I loved Astrid – she’s such an eccentric character, doing all these crazy things just because she could. I really loved how she developed throughout the book – she tries, despite herself and it shows. Astrid went from someone who doesn’t care about anything to someone who cares and even loves. The relationship between Astrid and her grandfather touched me greatly, as did her friendship with Noah and Lucy.
Astrid isn’t perfect, but it is her flaws that makes her such a lovable character. Her development came not because she found a ’cause’, but simply over time. I appreciated this aspect of the book, where her change was natural and not imposed. It’s very human and realistic which makes me able to relate to her.

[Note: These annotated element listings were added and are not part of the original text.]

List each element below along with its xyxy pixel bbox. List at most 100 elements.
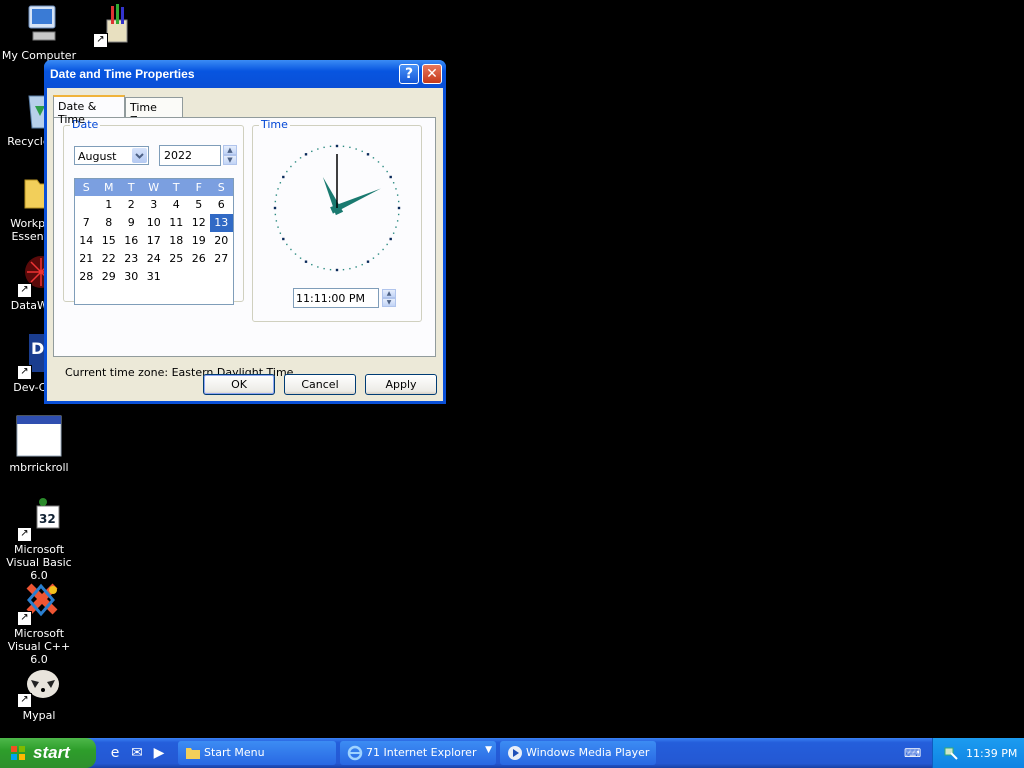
desktop-icon-visual-cpp[interactable]: ↗ Microsoft Visual C++ 6.0	[0, 580, 78, 666]
calendar-day[interactable]: 6	[210, 196, 233, 214]
chevron-down-icon[interactable]: ▼	[485, 745, 492, 755]
task-start-menu[interactable]: Start Menu	[178, 741, 336, 765]
calendar-day[interactable]: 15	[98, 232, 121, 250]
clock-minute-mark	[382, 248, 384, 251]
calendar-day[interactable]: 8	[98, 214, 121, 232]
calendar-day[interactable]: 9	[120, 214, 143, 232]
visual-cpp-icon: ↗	[15, 580, 63, 626]
calendar-day[interactable]: 18	[165, 232, 188, 250]
calendar-day[interactable]: 10	[143, 214, 166, 232]
month-select[interactable]: August	[74, 146, 149, 165]
apply-button[interactable]: Apply	[365, 374, 437, 395]
calendar-week-row: 21 22 23 24 25 26 27	[75, 250, 233, 268]
calendar-empty-cell	[75, 196, 98, 214]
start-button[interactable]: start	[0, 738, 96, 768]
ok-button[interactable]: OK	[203, 374, 275, 395]
clock-minute-mark	[277, 226, 279, 228]
tab-date-time[interactable]: Date & Time	[53, 95, 125, 126]
desktop-icon-mypal[interactable]: ↗ Mypal	[0, 662, 78, 722]
clock-minute-mark	[342, 268, 345, 271]
clock-minute-mark	[392, 182, 395, 184]
calendar-day[interactable]: 12	[188, 214, 211, 232]
date-time-properties-dialog: Date and Time Properties ? ✕ Date & Time…	[44, 60, 446, 404]
clock-minute-mark	[277, 188, 279, 190]
spin-down-icon[interactable]: ▼	[382, 298, 396, 307]
clock-minute-mark	[329, 145, 332, 148]
desktop-icon-label: Microsoft Visual Basic 6.0	[6, 543, 72, 582]
calendar-day[interactable]: 24	[143, 250, 166, 268]
year-spinner[interactable]: 2022 ▲ ▼	[159, 145, 237, 166]
spin-up-icon[interactable]: ▲	[382, 289, 396, 298]
spin-down-icon[interactable]: ▼	[223, 155, 237, 165]
calendar-day[interactable]: 16	[120, 232, 143, 250]
clock-minute-mark	[342, 145, 345, 148]
tab-time-zone[interactable]: Time Zone	[125, 97, 183, 127]
cancel-button[interactable]: Cancel	[284, 374, 356, 395]
calendar-day[interactable]: 30	[120, 268, 143, 286]
calendar-empty-cell	[188, 268, 211, 286]
clock-minute-mark	[290, 248, 292, 251]
calendar-day[interactable]: 22	[98, 250, 121, 268]
clock-minute-mark	[395, 188, 397, 190]
calendar-day[interactable]: 1	[98, 196, 121, 214]
quicklaunch-media-player-icon[interactable]: ▶	[150, 744, 168, 762]
calendar-day[interactable]: 17	[143, 232, 166, 250]
clock-minute-mark	[286, 243, 288, 246]
calendar-day[interactable]: 20	[210, 232, 233, 250]
calendar-day[interactable]: 5	[188, 196, 211, 214]
network-icon[interactable]	[943, 745, 959, 761]
clock-minute-mark	[386, 243, 388, 246]
application-window-icon	[15, 414, 63, 458]
calendar-day[interactable]: 14	[75, 232, 98, 250]
desktop-icon-paint[interactable]: ↗	[76, 2, 154, 49]
task-internet-explorer-group[interactable]: 71 Internet Explorer ▼	[340, 741, 496, 765]
clock-minute-mark	[355, 148, 357, 150]
clock-hour-mark	[304, 260, 308, 263]
system-tray: 11:39 PM	[932, 738, 1024, 768]
clock-minute-mark	[372, 157, 375, 159]
spin-up-icon[interactable]: ▲	[223, 145, 237, 155]
chevron-down-icon[interactable]	[132, 148, 147, 163]
quicklaunch-outlook-icon[interactable]: ✉	[128, 744, 146, 762]
calendar-day[interactable]: 13	[210, 214, 233, 232]
task-windows-media-player[interactable]: Windows Media Player	[500, 741, 656, 765]
keyboard-language-icon[interactable]: ⌨	[904, 746, 921, 760]
weekday-label: T	[127, 181, 135, 194]
shortcut-arrow-icon: ↗	[93, 33, 108, 48]
calendar-day[interactable]: 31	[143, 268, 166, 286]
tray-clock[interactable]: 11:39 PM	[966, 747, 1017, 760]
clock-minute-mark	[355, 266, 357, 268]
clock-minute-mark	[279, 232, 282, 234]
shortcut-arrow-icon: ↗	[17, 365, 32, 380]
calendar-day[interactable]: 7	[75, 214, 98, 232]
time-field[interactable]: 11:11:00 PM	[293, 288, 379, 308]
calendar-day[interactable]: 29	[98, 268, 121, 286]
clock-minute-mark	[361, 150, 363, 153]
calendar-day[interactable]: 19	[188, 232, 211, 250]
calendar-day[interactable]: 27	[210, 250, 233, 268]
calendar-day[interactable]: 11	[165, 214, 188, 232]
calendar-day[interactable]: 28	[75, 268, 98, 286]
dialog-titlebar[interactable]: Date and Time Properties ? ✕	[44, 60, 446, 88]
desktop-icon-visual-basic[interactable]: 32 ↗ Microsoft Visual Basic 6.0	[0, 496, 78, 582]
calendar-day[interactable]: 21	[75, 250, 98, 268]
quicklaunch-internet-explorer-icon[interactable]: e	[106, 744, 124, 762]
clock-minute-mark	[274, 200, 277, 203]
calendar-day[interactable]: 26	[188, 250, 211, 268]
weekday-label: T	[172, 181, 180, 194]
calendar-day[interactable]: 25	[165, 250, 188, 268]
clock-minute-mark	[317, 148, 319, 150]
calendar-day[interactable]: 4	[165, 196, 188, 214]
clock-minute-mark	[323, 267, 325, 270]
calendar-day[interactable]: 23	[120, 250, 143, 268]
close-button[interactable]: ✕	[422, 64, 442, 84]
task-label: Windows Media Player	[526, 746, 650, 759]
help-button[interactable]: ?	[399, 64, 419, 84]
desktop-icon-mbrrickroll[interactable]: mbrrickroll	[0, 414, 78, 474]
year-field[interactable]: 2022	[159, 145, 221, 166]
analog-clock	[273, 144, 401, 272]
calendar-day[interactable]: 2	[120, 196, 143, 214]
month-calendar[interactable]: S M T W T F S 1 2 3 4 5 6 7 8 9 10 11 12 13 14 15 16 17 1…	[74, 178, 234, 305]
calendar-day[interactable]: 3	[143, 196, 166, 214]
desktop-icon-my-computer[interactable]: My Computer	[0, 2, 78, 62]
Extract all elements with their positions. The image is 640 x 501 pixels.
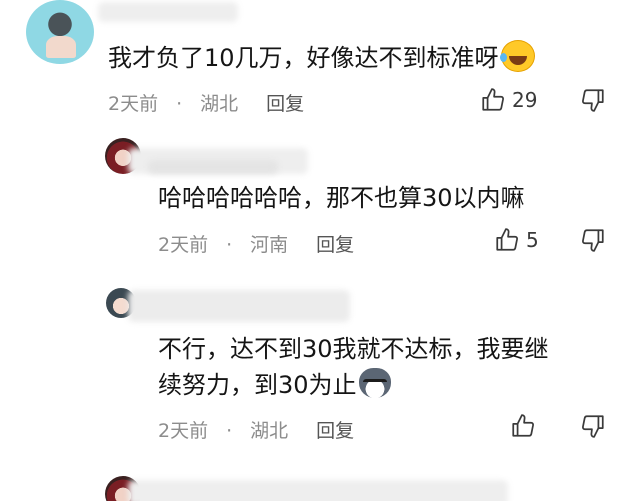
comment-text: 哈哈哈哈哈哈，那不也算30以内嘛 (158, 184, 525, 212)
meta-separator: · (176, 93, 183, 115)
comment-time: 2天前 (158, 234, 209, 256)
like-count: 29 (512, 88, 538, 112)
blurred-username (128, 290, 350, 322)
comment-text-line: 续努力，到30为止 (158, 367, 391, 403)
comment-meta: 2天前 · 湖北 回复 (108, 89, 304, 116)
avatar[interactable] (26, 0, 94, 64)
comment-location: 湖北 (250, 420, 289, 442)
rofl-emoji-icon (499, 40, 535, 72)
reply-button[interactable]: 回复 (316, 420, 354, 442)
blurred-username-detail (148, 160, 278, 174)
dislike-button[interactable] (580, 413, 606, 439)
meta-separator: · (226, 420, 233, 442)
reply-button[interactable]: 回复 (266, 93, 304, 115)
thumbs-up-icon (482, 88, 504, 111)
thumbs-up-icon (512, 414, 534, 437)
comment-time: 2天前 (158, 420, 209, 442)
thumbs-down-icon (582, 229, 604, 252)
thumbs-up-icon (496, 228, 518, 251)
dislike-button[interactable] (580, 227, 606, 253)
comment-thread: 我才负了10几万，好像达不到标准呀 2天前 · 湖北 回复 29 哈哈哈哈哈哈，那不也… (0, 0, 640, 501)
comment-location: 河南 (250, 234, 289, 256)
like-button[interactable]: 5 (494, 227, 539, 253)
like-button[interactable]: 29 (480, 87, 537, 113)
comment-meta: 2天前 · 河南 回复 (158, 230, 354, 257)
comment-time: 2天前 (108, 93, 159, 115)
like-count: 5 (526, 228, 539, 252)
like-button[interactable] (510, 413, 542, 439)
comment-meta: 2天前 · 湖北 回复 (158, 416, 354, 443)
comment-text: 我才负了10几万，好像达不到标准呀 (108, 40, 535, 76)
thumbs-down-icon (582, 415, 604, 438)
comment-text-line: 不行，达不到30我就不达标，我要继 (158, 335, 549, 363)
comment-location: 湖北 (200, 93, 239, 115)
blurred-username (128, 480, 508, 501)
dislike-button[interactable] (580, 87, 606, 113)
reply-button[interactable]: 回复 (316, 234, 354, 256)
meta-separator: · (226, 234, 233, 256)
thumbs-down-icon (582, 89, 604, 112)
blurred-username (98, 2, 238, 22)
husky-emoji-icon (358, 368, 391, 398)
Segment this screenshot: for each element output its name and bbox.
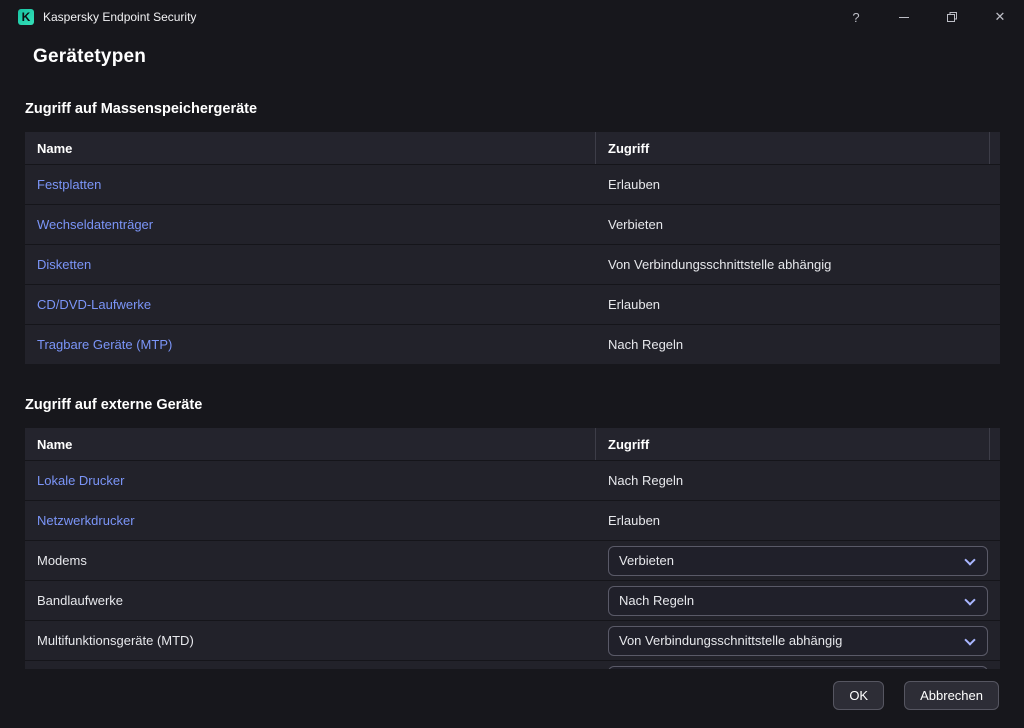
column-header-access: Zugriff — [596, 132, 990, 164]
section-external-devices: Zugriff auf externe GeräteNameZugriffLok… — [25, 397, 1000, 669]
device-link[interactable]: Festplatten — [37, 177, 101, 192]
cancel-button[interactable]: Abbrechen — [904, 681, 999, 710]
window-controls: ? ✕ — [832, 0, 1024, 34]
access-cell: Von Verbindungsschnittstelle abhängig — [596, 257, 1000, 272]
device-link[interactable]: Wechseldatenträger — [37, 217, 153, 232]
access-value: Erlauben — [608, 177, 660, 192]
clipped-access-select — [608, 666, 988, 669]
table-row: Bandlaufwerke Nach Regeln — [25, 580, 1000, 620]
minimize-icon — [899, 17, 909, 18]
chevron-down-icon — [964, 554, 975, 565]
scrollbar-gutter — [990, 428, 1000, 460]
device-label: Bandlaufwerke — [37, 593, 123, 608]
table-row: Netzwerkdrucker Erlauben — [25, 500, 1000, 540]
table-row: Modems Verbieten — [25, 540, 1000, 580]
table-row: Festplatten Erlauben — [25, 164, 1000, 204]
device-label: Multifunktionsgeräte (MTD) — [37, 633, 194, 648]
device-link[interactable]: CD/DVD-Laufwerke — [37, 297, 151, 312]
footer-buttons: OK Abbrechen — [833, 681, 999, 710]
name-cell: Festplatten — [25, 177, 596, 192]
access-select[interactable]: Von Verbindungsschnittstelle abhängig — [608, 626, 988, 656]
column-header-name: Name — [25, 132, 596, 164]
chevron-down-icon — [964, 634, 975, 645]
access-value: Von Verbindungsschnittstelle abhängig — [608, 257, 831, 272]
access-value: Erlauben — [608, 297, 660, 312]
name-cell: Netzwerkdrucker — [25, 513, 596, 528]
device-table-mass-storage: NameZugriff Festplatten Erlauben Wechseldat… — [25, 132, 1000, 364]
access-value: Nach Regeln — [608, 473, 683, 488]
sections: Zugriff auf MassenspeichergeräteNameZugr… — [25, 101, 1000, 669]
kaspersky-logo-icon: K — [18, 9, 34, 25]
device-label: Modems — [37, 553, 87, 568]
name-cell: Modems — [25, 553, 596, 568]
access-select-value: Verbieten — [619, 553, 674, 568]
ok-button[interactable]: OK — [833, 681, 884, 710]
name-cell: Lokale Drucker — [25, 473, 596, 488]
access-cell: Nach Regeln — [596, 586, 1000, 616]
table-header-row: NameZugriff — [25, 132, 1000, 164]
access-cell: Erlauben — [596, 177, 1000, 192]
access-value: Verbieten — [608, 217, 663, 232]
titlebar: K Kaspersky Endpoint Security ? ✕ — [0, 0, 1024, 34]
access-value: Nach Regeln — [608, 337, 683, 352]
scrollbar-gutter — [990, 132, 1000, 164]
table-header-row: NameZugriff — [25, 428, 1000, 460]
table-row: Multifunktionsgeräte (MTD) Von Verbindung… — [25, 620, 1000, 660]
device-link[interactable]: Lokale Drucker — [37, 473, 124, 488]
minimize-button[interactable] — [880, 0, 928, 34]
help-button[interactable]: ? — [832, 0, 880, 34]
access-cell: Verbieten — [596, 546, 1000, 576]
device-link[interactable]: Tragbare Geräte (MTP) — [37, 337, 172, 352]
table-row: Lokale Drucker Nach Regeln — [25, 460, 1000, 500]
close-button[interactable]: ✕ — [976, 0, 1024, 34]
access-cell: Von Verbindungsschnittstelle abhängig — [596, 626, 1000, 656]
access-cell: Erlauben — [596, 513, 1000, 528]
name-cell: Disketten — [25, 257, 596, 272]
access-select-value: Nach Regeln — [619, 593, 694, 608]
table-row: Tragbare Geräte (MTP) Nach Regeln — [25, 324, 1000, 364]
access-cell: Nach Regeln — [596, 473, 1000, 488]
table-row: Wechseldatenträger Verbieten — [25, 204, 1000, 244]
maximize-button[interactable] — [928, 0, 976, 34]
section-heading: Zugriff auf externe Geräte — [25, 397, 1000, 413]
device-link[interactable]: Netzwerkdrucker — [37, 513, 135, 528]
column-header-access: Zugriff — [596, 428, 990, 460]
access-select[interactable]: Verbieten — [608, 546, 988, 576]
device-link[interactable]: Disketten — [37, 257, 91, 272]
section-mass-storage: Zugriff auf Massenspeichergeräte NameZugr… — [25, 101, 1000, 364]
name-cell: Wechseldatenträger — [25, 217, 596, 232]
table-row: CD/DVD-Laufwerke Erlauben — [25, 284, 1000, 324]
name-cell: Multifunktionsgeräte (MTD) — [25, 633, 596, 648]
name-cell: Bandlaufwerke — [25, 593, 596, 608]
name-cell: CD/DVD-Laufwerke — [25, 297, 596, 312]
page-title: Gerätetypen — [33, 46, 1024, 68]
access-value: Erlauben — [608, 513, 660, 528]
section-heading: Zugriff auf Massenspeichergeräte — [25, 101, 1000, 117]
device-table-external-devices: NameZugriff Lokale Drucker Nach Regeln Netz… — [25, 428, 1000, 669]
table-row: Disketten Von Verbindungsschnittstelle ab… — [25, 244, 1000, 284]
access-cell: Erlauben — [596, 297, 1000, 312]
app-title: Kaspersky Endpoint Security — [43, 10, 196, 24]
column-header-name: Name — [25, 428, 596, 460]
access-select[interactable]: Nach Regeln — [608, 586, 988, 616]
chevron-down-icon — [964, 594, 975, 605]
clipped-row — [25, 660, 1000, 669]
restore-icon — [946, 11, 958, 23]
access-select-value: Von Verbindungsschnittstelle abhängig — [619, 633, 842, 648]
access-cell: Nach Regeln — [596, 337, 1000, 352]
access-cell: Verbieten — [596, 217, 1000, 232]
name-cell: Tragbare Geräte (MTP) — [25, 337, 596, 352]
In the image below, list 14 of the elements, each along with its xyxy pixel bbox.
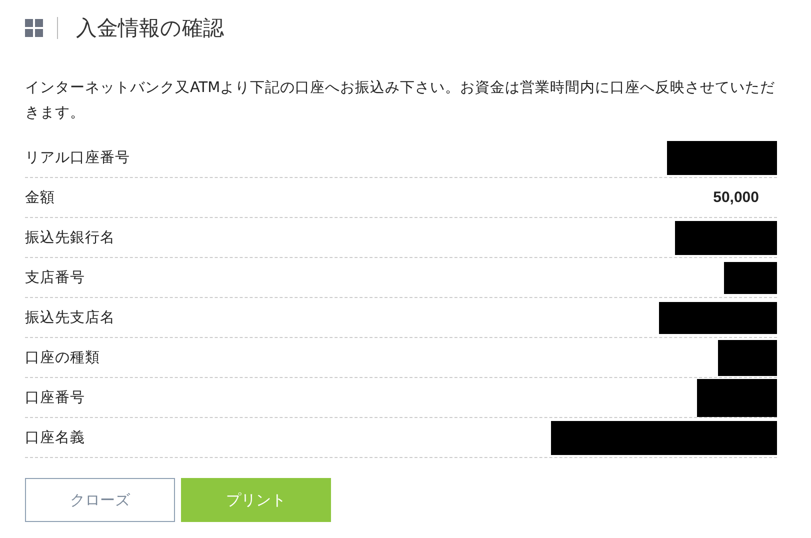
field-label: 口座番号: [25, 388, 85, 407]
field-label: 口座の種類: [25, 348, 100, 367]
instruction-text: インターネットバンク又ATMより下記の口座へお振込み下さい。お資金は営業時間内に口座へ反映させていただきます。: [25, 78, 776, 123]
field-label: 振込先支店名: [25, 308, 115, 327]
field-label: リアル口座番号: [25, 148, 130, 167]
field-label: 支店番号: [25, 268, 85, 287]
field-label: 口座名義: [25, 428, 85, 447]
page-title: 入金情報の確認: [76, 15, 224, 42]
field-label: 振込先銀行名: [25, 229, 115, 247]
field-value: 50,000: [713, 189, 759, 206]
grid-icon: [25, 19, 43, 37]
close-button[interactable]: クローズ: [25, 478, 175, 522]
print-button[interactable]: プリント: [181, 478, 331, 522]
field-label: 金額: [25, 189, 55, 207]
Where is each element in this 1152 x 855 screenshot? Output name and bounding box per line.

The plot itself was okay, it wasn’t particularly exciting or as funny as I expected it to be. Firecracker is more character driven rather than plot driven. In some aspects perhaps it wouldn’t work, but in this case it does simply because she depends on these friendships and relationships to find out who betrayed her.
Much like an episode of New Girl, Firecracker can either be a hit or miss but for me, it’s a hit. A little slow at the beginning, but picks up quickly once Astrid finds her place. Easy, fun read; recommended for anyone who enjoys David Iserson’s writing or simply wants a humourous book to fill your time.